Mercie Neufville feels like she’s ready for anything too. She never saw Ivan Sand as the high school she would graduate from, but life had other plans. Friendships at her former school took priority over her schoolwork, creating a downward spiral.
“Being a part of Ivan Sand was a new beginning for me,” she said. “It made me reevaluate my life, and all I can say is that now school and my career after high school are my main priorities.”
Her plans include going to Anoka-Ramsey Community College for her AA degree and then transferring to Clark Atlanta University, her dream college.
Fellow graduate Jacqueline Soto also has her eyes on the future — hers and her daughter’s. At 14, she became a mom. This, coupled with an abusive relationship and a toxic home life, made finishing high school seem like an impossible dream. When she arrived at Ivan Sand, Soto wasn’t fully committed to pursuing her diploma, she said, and made poor choices that affected her progress. In her third year at Ivan Sand, she had her light bulb moment. With the guidance and support of school social worker Joe Robinson, she started College Connect, a program that allowed her to take college courses while still in high school.
“Through College Connect, Joe Robinson became one of my biggest supporters and has truly been an impact on my schooling,” she said. “There is no doubt that I’m going to miss all the wise words and advice he has given me.”
Soto hopes to continue college after graduation and work either as a translator or in the criminal justice field. After her experience and the success she achieved at Ivan Sand, she said, “I know I can do anything I set my mind to and be successful. I am highly motivated, knowing my daughter is watching me.”
Breanna Kissel knows a thing or two about setting her mind to something, especially when it seems as though all is lost. Her high school years included the death of a close family member, a diagnosis of a chronic illness, and a suicide attempt.
“My anger and hurt got the best of me,” she said. “All my pieces were shattered.”
But she decided that she wasn’t going to let her past define her. With the help of the dedicated staff at Ivan Sand, she did more than pull through. She thrived. At Ivan Sand, Kissel was selected as a MAAPS STARS state officer and she enrolled in PSEO classes at Anoka Technical College, earning her Legal Administrative Assistant degree. She plans to finish her two-year degree and then continue her post-graduate education at Hamline University, where she has already been accepted. The next step will be law school.

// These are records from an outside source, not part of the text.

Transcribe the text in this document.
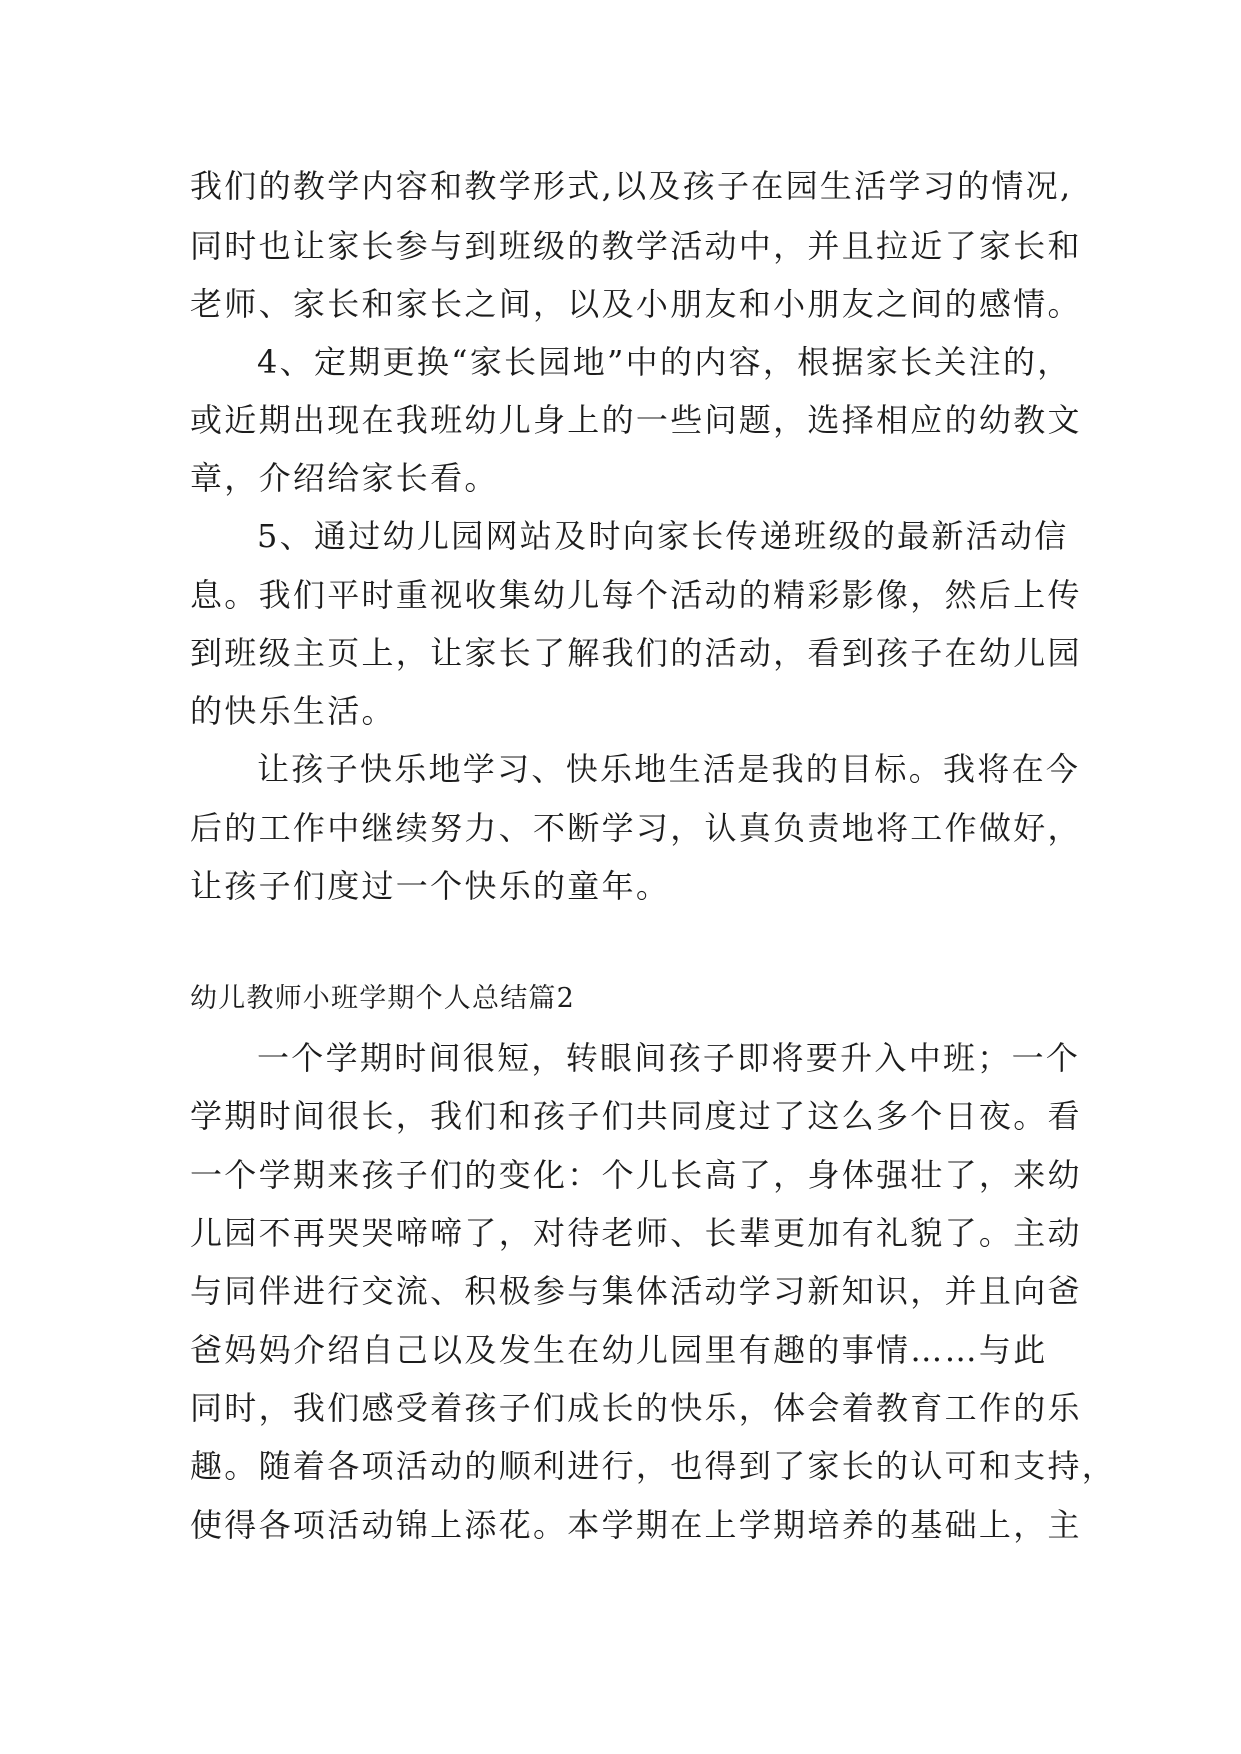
我们的教学内容和教学形式,以及孩子在园生活学习的情况,

同时也让家长参与到班级的教学活动中，并且拉近了家长和

老师、家长和家长之间，以及小朋友和小朋友之间的感情。

4、定期更换“家长园地”中的内容，根据家长关注的，

或近期出现在我班幼儿身上的一些问题，选择相应的幼教文

章，介绍给家长看。

5、通过幼儿园网站及时向家长传递班级的最新活动信

息。我们平时重视收集幼儿每个活动的精彩影像，然后上传

到班级主页上，让家长了解我们的活动，看到孩子在幼儿园

的快乐生活。

让孩子快乐地学习、快乐地生活是我的目标。我将在今

后的工作中继续努力、不断学习，认真负责地将工作做好，

让孩子们度过一个快乐的童年。

幼儿教师小班学期个人总结篇2

一个学期时间很短，转眼间孩子即将要升入中班；一个

学期时间很长，我们和孩子们共同度过了这么多个日夜。看

一个学期来孩子们的变化：个儿长高了，身体强壮了，来幼

儿园不再哭哭啼啼了，对待老师、长辈更加有礼貌了。主动

与同伴进行交流、积极参与集体活动学习新知识，并且向爸

爸妈妈介绍自己以及发生在幼儿园里有趣的事情……与此

同时，我们感受着孩子们成长的快乐，体会着教育工作的乐

趣。随着各项活动的顺利进行，也得到了家长的认可和支持，

使得各项活动锦上添花。本学期在上学期培养的基础上，主
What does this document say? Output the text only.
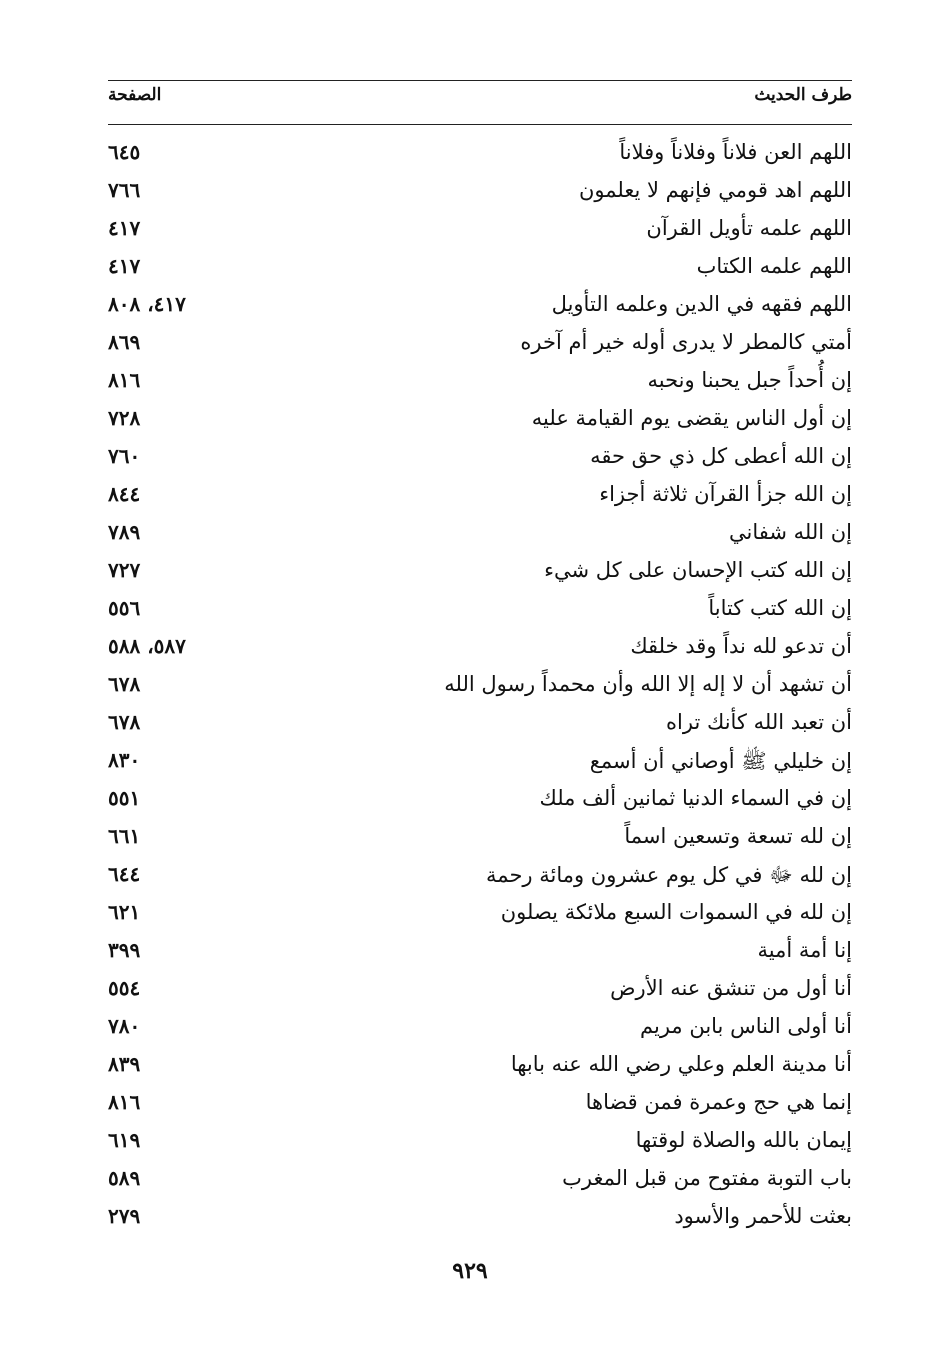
طرف الحديث
الصفحة
اللهم العن فلاناً وفلاناً وفلاناً
٦٤٥
اللهم اهد قومي فإنهم لا يعلمون
٧٦٦
اللهم علمه تأويل القرآن
٤١٧
اللهم علمه الكتاب
٤١٧
اللهم فقهه في الدين وعلمه التأويل
٤١٧، ٨٠٨
أمتي كالمطر لا يدرى أوله خير أم آخره
٨٦٩
إن أُحداً جبل يحبنا ونحبه
٨١٦
إن أول الناس يقضى يوم القيامة عليه
٧٢٨
إن الله أعطى كل ذي حق حقه
٧٦٠
إن الله جزأ القرآن ثلاثة أجزاء
٨٤٤
إن الله شفاني
٧٨٩
إن الله كتب الإحسان على كل شيء
٧٢٧
إن الله كتب كتاباً
٥٥٦
أن تدعو لله نداً وقد خلقك
٥٨٧، ٥٨٨
أن تشهد أن لا إله إلا الله وأن محمداً رسول الله
٦٧٨
أن تعبد الله كأنك تراه
٦٧٨
إن خليلي ﷺ أوصاني أن أسمع
٨٣٠
إن في السماء الدنيا ثمانين ألف ملك
٥٥١
إن لله تسعة وتسعين اسماً
٦٦١
إن لله ﷻ في كل يوم عشرون ومائة رحمة
٦٤٤
إن لله في السموات السبع ملائكة يصلون
٦٢١
إنا أمة أمية
٣٩٩
أنا أول من تنشق عنه الأرض
٥٥٤
أنا أولى الناس بابن مريم
٧٨٠
أنا مدينة العلم وعلي رضي الله عنه بابها
٨٣٩
إنما هي حج وعمرة فمن قضاها
٨١٦
إيمان بالله والصلاة لوقتها
٦١٩
باب التوبة مفتوح من قبل المغرب
٥٨٩
بعثت للأحمر والأسود
٢٧٩
٩٢٩
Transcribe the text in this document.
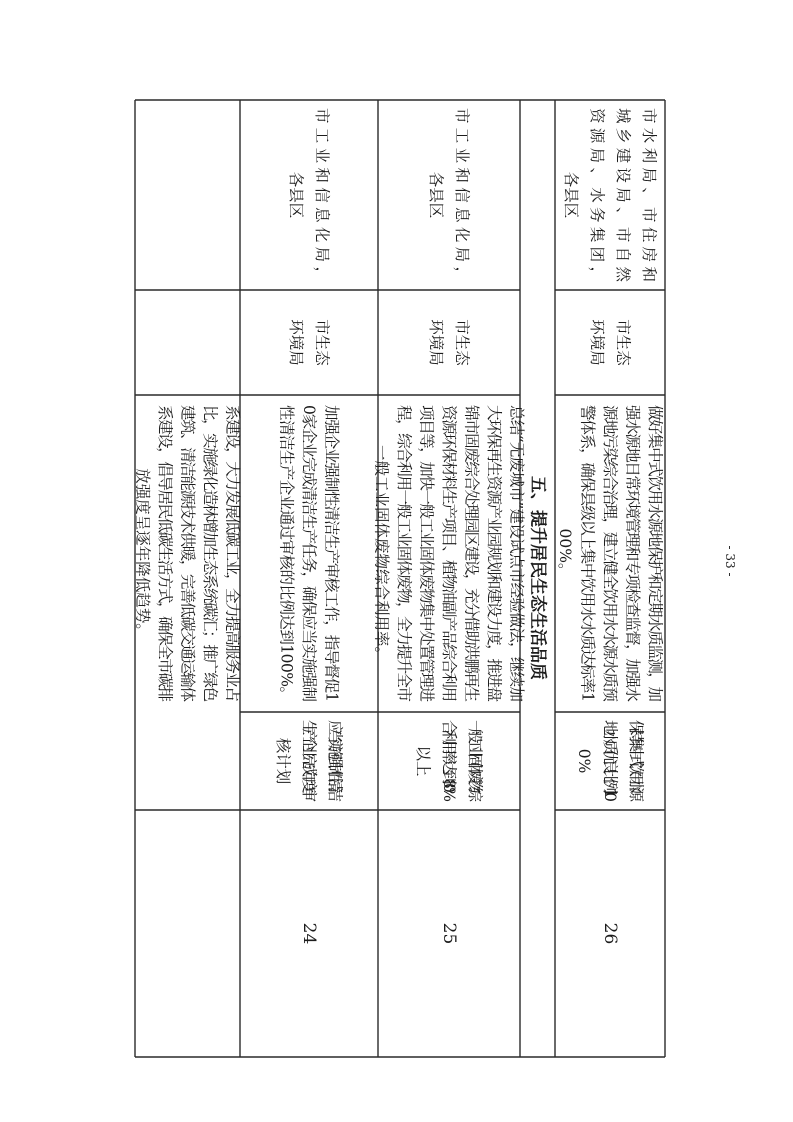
系建设，大力发展低碳工业，全力提高服务业占
比，实施绿化造林增加生态系统碳汇；推广绿色
建筑、清洁能源技术供暖，完善低碳交通运输体
系建设，倡导居民低碳生活方式，确保全市碳排
放强度呈逐年降低趋势。
24
应当实施强制性清洁
生产企业完成年度审
核计划
加强企业强制性清洁生产审核工作，指导督促1
0家企业完成清洁生产任务，确保应当实施强制
性清洁生产企业通过审核的比例达到100%。
市生态
环境局
市工业和信息化局，
各县区
25
一般工业固体废物综
合利用率达到80%
以上
总结“无废城市”建设试点市经验做法，继续加
大环保再生资源产业园规划和建设力度，推进盘
锦市固废综合处理园区建设，充分借助洪鹏再生
资源环保材料生产项目、植物油副产品综合利用
项目等，加快一般工业固体废物集中处置管理进
程，综合利用一般工业固体废物，全力提升全市
一般工业固体废物综合利用率。
市生态
环境局
市工业和信息化局，
各县区
五、提升居民生态生活品质
26
保持集中式饮用水源
地水质优良比例10
0%
做好集中式饮用水源地保护和定期水质监测，加
强水源地日常环境管理和专项检查监督，加强水
源地污染综合治理，建立健全饮用水水源水质预
警体系，确保县级以上集中饮用水水质达标率1
00%。
市生态
环境局
市水利局、市住房和
城乡建设局、市自然
资源局、水务集团，
各县区
- 33 -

She knows these accomplishments are hers and hers alone, but she also recognizes how instrumental the Ivan Sand community was in helping her to achieve these goals.
“This school has given me the independence I was looking for in a traditional setting,” she said. “I didn’t have to fit in or follow a group; I got to lead. The skills I have learned at Ivan I will carry into the rest of my life.”
To her fellow graduates, she told them: “You can make it through anything. You make your own beginning. You choose the person you want to become. Make that person great. Make that person make a difference.”
Guest speaker Cheryl Netka, a retired Ivan Sand teacher who spent 20 years at the school, spoke about graduation and the new beginning that await these students.
“New beginnings are scary,” she said, “but they are the stuff that life is made of. They offer the chance that our dreams just might come true.”
Scholarships to 10 separate students were also awarded at the ceremony, ranging from $500-$2,000 each, to help these students achieve their post-graduate goals.
For the 24 graduates of Ivan Sands, the world awaits. And with the diploma many never thought they’d earn grasped firmly in their hands, they are one step closer to making their dreams a reality.